В ответ на эти рассуждения я сказала, что к подобным мыслям ведет элементарная истерия. Как она может знать о приближении своей смерти в шестнадцать лет? Но на это она поведала мне еще оду теорию. Она объяснила, будто видит свое тело, как некую трехмерную конструкцию, омываемую разноцветными полосами – розовыми, желтыми, синими и бледно-красными. Эти полосы означают различные состояния организма. «Так вот, теперь остался один ржавый цвет, что и говорит о приближении смерти».
Словом, я наслушалась довольно! Не выдержав, я вскочила, зажгла свет и заявила, что подобные разговоры вредны и опасны.
В ответ Томбас только тихонько засмеялась и сказала, что правда не насаждается грубыми выпадами и глупо пытаться избежать прекрасной сладкой смерти разговорами о вреде и тому подобном.
Тогда я стала расспрашивать ее, откуда она понабралась всех этих идей, вернее, от кого. Может быть, у нее был роман с человеком, который внушал эти мысли? Томбас как-то сникла и сказала, что подобные вопросы ведут в тупик, ибо важна только правда, которая не зависит от личностей. На этом все дело и кончилось. – Скёрл перевела дыхание и немного помолчала. – Теперь опять надо рассказывать о многом, поскольку дело касается очень важных вещей. Короче, я все рассказала Мирлу. Рассказала, что знала и о чем только подозревала. Он пришел в ярость и, будучи человеком действия, решил найти того или, может быть, тех людей, которые так влияют на сознание его дочери, а, возможно, и на ее тело. Тут я впервые увидела, что Мирл очень опасный человек. К тому времени я уже знала, что на самом деле он частный детектив, звание юрисконсульта – только прикрытие. Он заявил, что вместе будет сподручней разобраться в этой ситуации, а для начала предложил нам с его дочерью пройти медицинское обследование. Мы прошли его, и у Томбас обнаружили какое-то двусмысленное и странное душевное заболевание, которое не умеют лечить.
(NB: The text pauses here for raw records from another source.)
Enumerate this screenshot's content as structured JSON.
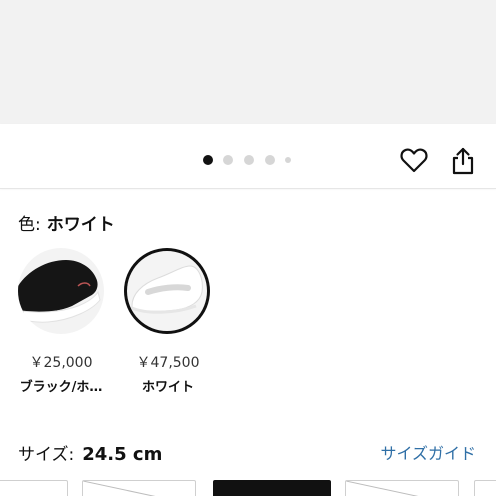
{
  "carousel": {
    "page_count": 5,
    "active_index": 0
  },
  "actions": {
    "favorite_icon": "heart-icon",
    "share_icon": "share-icon"
  },
  "color": {
    "label": "色:",
    "selected": "ホワイト",
    "options": [
      {
        "price": "￥25,000",
        "name": "ブラック/ホ…"
      },
      {
        "price": "￥47,500",
        "name": "ホワイト"
      }
    ]
  },
  "size": {
    "label": "サイズ:",
    "selected": "24.5 cm",
    "guide_label": "サイズガイド"
  },
  "colors": {
    "link": "#2f6fa6",
    "active_dot": "#111111"
  }
}
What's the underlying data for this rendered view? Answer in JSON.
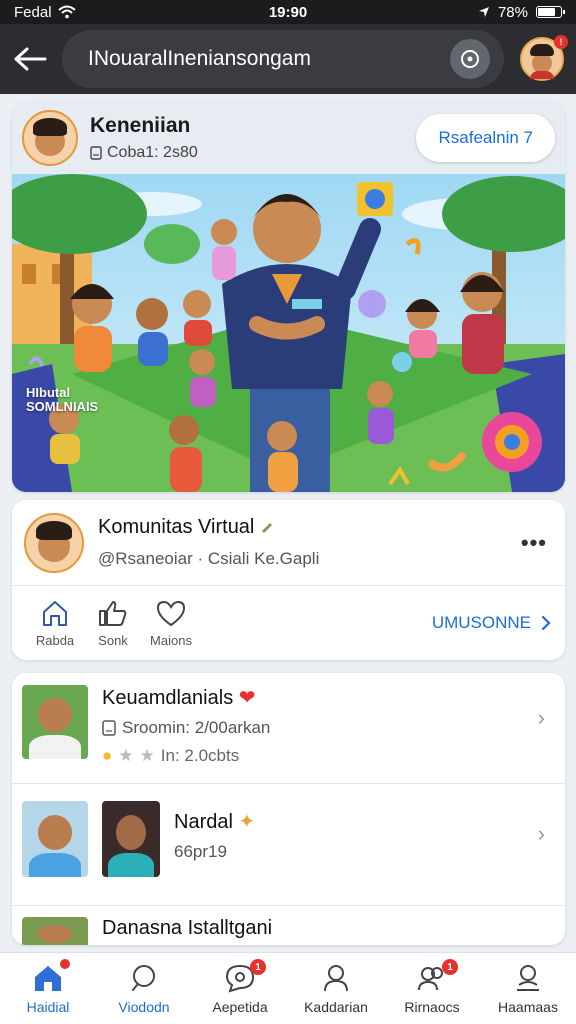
{
  "status_bar": {
    "carrier": "Fedal",
    "time": "19:90",
    "battery": "78%"
  },
  "header": {
    "title": "INouaralIneniansongam"
  },
  "feature": {
    "name": "Keneniian",
    "subtitle": "Coba1: 2s80",
    "follow_label": "Rsafealnin 7",
    "illustration_caption": "HIbutal SOMLNIAIS"
  },
  "post": {
    "title": "Komunitas Virtual",
    "handle": "@Rsaneoiar · Csiali Ke.Gapli",
    "actions": [
      {
        "label": "Rabda",
        "icon": "home-icon"
      },
      {
        "label": "Sonk",
        "icon": "thumbs-up-icon"
      },
      {
        "label": "Maions",
        "icon": "heart-icon"
      }
    ],
    "more_link": "UMUSONNE"
  },
  "list": {
    "items": [
      {
        "title": "Keuamdlanials",
        "line2": "Sroomin: 2/00arkan",
        "line3": "In: 2.0cbts"
      },
      {
        "title": "Nardal",
        "line2": "66pr19"
      },
      {
        "title": "Danasna Istalltgani"
      }
    ]
  },
  "bottom_nav": [
    {
      "label": "Haidial",
      "icon": "home-icon",
      "badge": ""
    },
    {
      "label": "Viododn",
      "icon": "search-icon",
      "badge": ""
    },
    {
      "label": "Aepetida",
      "icon": "chat-icon",
      "badge": "1"
    },
    {
      "label": "Kaddarian",
      "icon": "profile-icon",
      "badge": ""
    },
    {
      "label": "Rirnaocs",
      "icon": "group-icon",
      "badge": "1"
    },
    {
      "label": "Haamaas",
      "icon": "account-icon",
      "badge": ""
    }
  ],
  "colors": {
    "accent": "#1a6fd6",
    "badge": "#e8302f",
    "header_bg": "#2b2d31"
  }
}
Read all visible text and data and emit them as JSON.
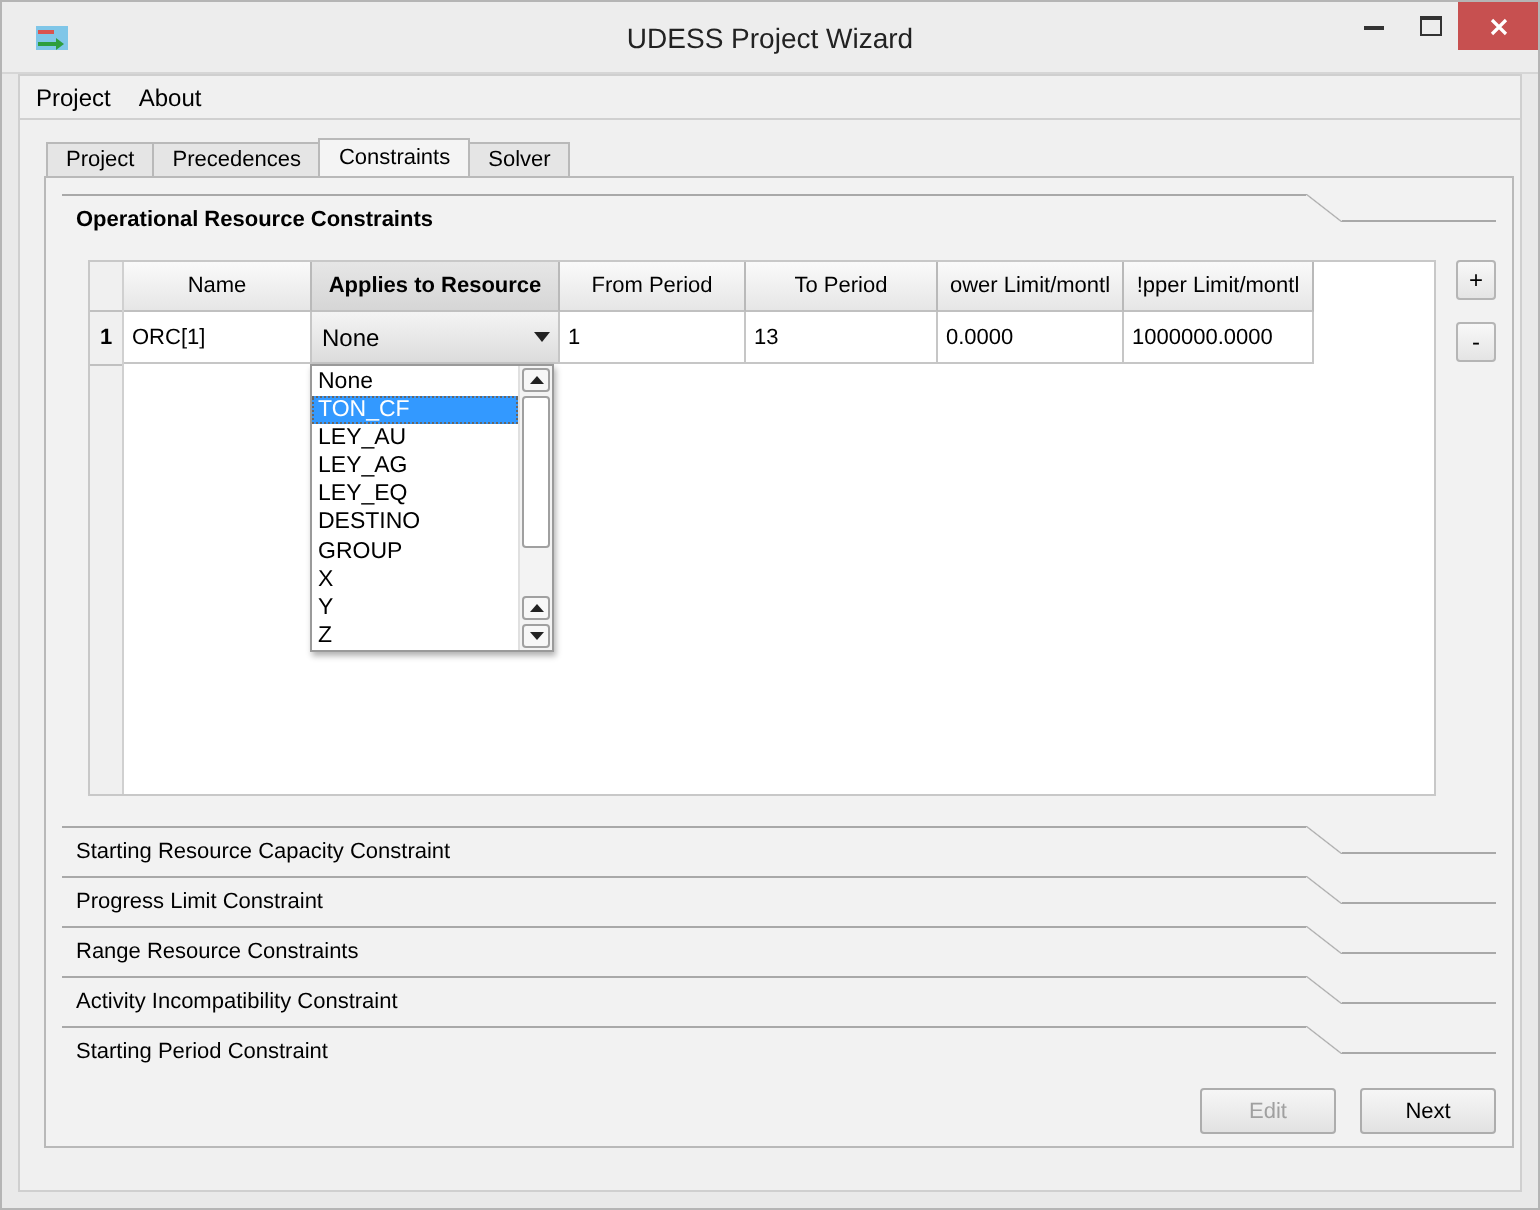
{
  "window": {
    "title": "UDESS Project Wizard"
  },
  "menu": [
    "Project",
    "About"
  ],
  "tabs": [
    {
      "label": "Project",
      "selected": false
    },
    {
      "label": "Precedences",
      "selected": false
    },
    {
      "label": "Constraints",
      "selected": true
    },
    {
      "label": "Solver",
      "selected": false
    }
  ],
  "sections": [
    {
      "title": "Operational Resource Constraints",
      "expanded": true
    },
    {
      "title": "Starting Resource Capacity Constraint",
      "expanded": false
    },
    {
      "title": "Progress Limit Constraint",
      "expanded": false
    },
    {
      "title": "Range Resource Constraints",
      "expanded": false
    },
    {
      "title": "Activity Incompatibility Constraint",
      "expanded": false
    },
    {
      "title": "Starting Period Constraint",
      "expanded": false
    }
  ],
  "table": {
    "columns": [
      {
        "label": "Name",
        "selected": false
      },
      {
        "label": "Applies to Resource",
        "selected": true
      },
      {
        "label": "From Period",
        "selected": false
      },
      {
        "label": "To Period",
        "selected": false
      },
      {
        "label": "ower Limit/montl",
        "selected": false
      },
      {
        "label": "!pper Limit/montl",
        "selected": false
      }
    ],
    "rows": [
      {
        "header": "1",
        "cells": [
          {
            "kind": "text",
            "text": "ORC[1]"
          },
          {
            "kind": "combo",
            "text": "None"
          },
          {
            "kind": "text",
            "text": "1"
          },
          {
            "kind": "text",
            "text": "13"
          },
          {
            "kind": "text",
            "text": "0.0000"
          },
          {
            "kind": "text",
            "text": "1000000.0000"
          }
        ]
      }
    ]
  },
  "dropdown": {
    "options": [
      {
        "label": "None",
        "selected": false
      },
      {
        "label": "TON_CF",
        "selected": true
      },
      {
        "label": "LEY_AU",
        "selected": false
      },
      {
        "label": "LEY_AG",
        "selected": false
      },
      {
        "label": "LEY_EQ",
        "selected": false
      },
      {
        "label": "DESTINO",
        "selected": false
      },
      {
        "label": "GROUP",
        "selected": false
      },
      {
        "label": "X",
        "selected": false
      },
      {
        "label": "Y",
        "selected": false
      },
      {
        "label": "Z",
        "selected": false
      }
    ]
  },
  "side_buttons": [
    "+",
    "-"
  ],
  "buttons": [
    {
      "label": "Edit",
      "disabled": true
    },
    {
      "label": "Next",
      "disabled": false
    }
  ]
}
Она спокойно перенесла все эти процедуры, но поняла, что я предала ее. С того времени Томбас замкнулась и сильно охладела ко мне.
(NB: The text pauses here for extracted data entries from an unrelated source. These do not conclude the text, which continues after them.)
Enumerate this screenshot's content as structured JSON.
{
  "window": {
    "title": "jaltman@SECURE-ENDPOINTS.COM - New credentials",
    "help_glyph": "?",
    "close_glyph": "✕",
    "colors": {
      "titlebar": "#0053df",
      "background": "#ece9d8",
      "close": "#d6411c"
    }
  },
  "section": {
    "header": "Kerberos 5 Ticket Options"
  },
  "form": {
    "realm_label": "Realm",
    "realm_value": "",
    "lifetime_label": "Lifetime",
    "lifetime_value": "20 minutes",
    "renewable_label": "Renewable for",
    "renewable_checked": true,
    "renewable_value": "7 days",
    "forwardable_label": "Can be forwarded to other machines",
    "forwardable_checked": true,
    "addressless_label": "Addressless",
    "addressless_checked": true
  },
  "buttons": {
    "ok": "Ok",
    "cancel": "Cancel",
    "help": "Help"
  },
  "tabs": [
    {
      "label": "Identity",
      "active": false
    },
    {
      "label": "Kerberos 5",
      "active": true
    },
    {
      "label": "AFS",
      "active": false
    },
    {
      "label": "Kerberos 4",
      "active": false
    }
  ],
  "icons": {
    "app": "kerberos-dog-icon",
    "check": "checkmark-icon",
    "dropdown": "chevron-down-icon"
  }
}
Я снова посоветовалась с Мирлом. Он сказал, что сейчас именно то время, когда можно что-то раскрутить, и попросил заняться этим именно меня. Очень осторожно я стала собирать информацию. Обнаружить следы было нетрудно, и они быстро привели меня к некоему Бен-Лану Данетену и еще двоим. Все трое были преподавателями Религиозно-Философской Школы. У Данетена Томбас слушала курс по происхождению религии, часто оставалась после урока поучаствовать в тех дискуссиях, что они постоянно устраивали то в академии, а то и у Данетена дома по вечерам.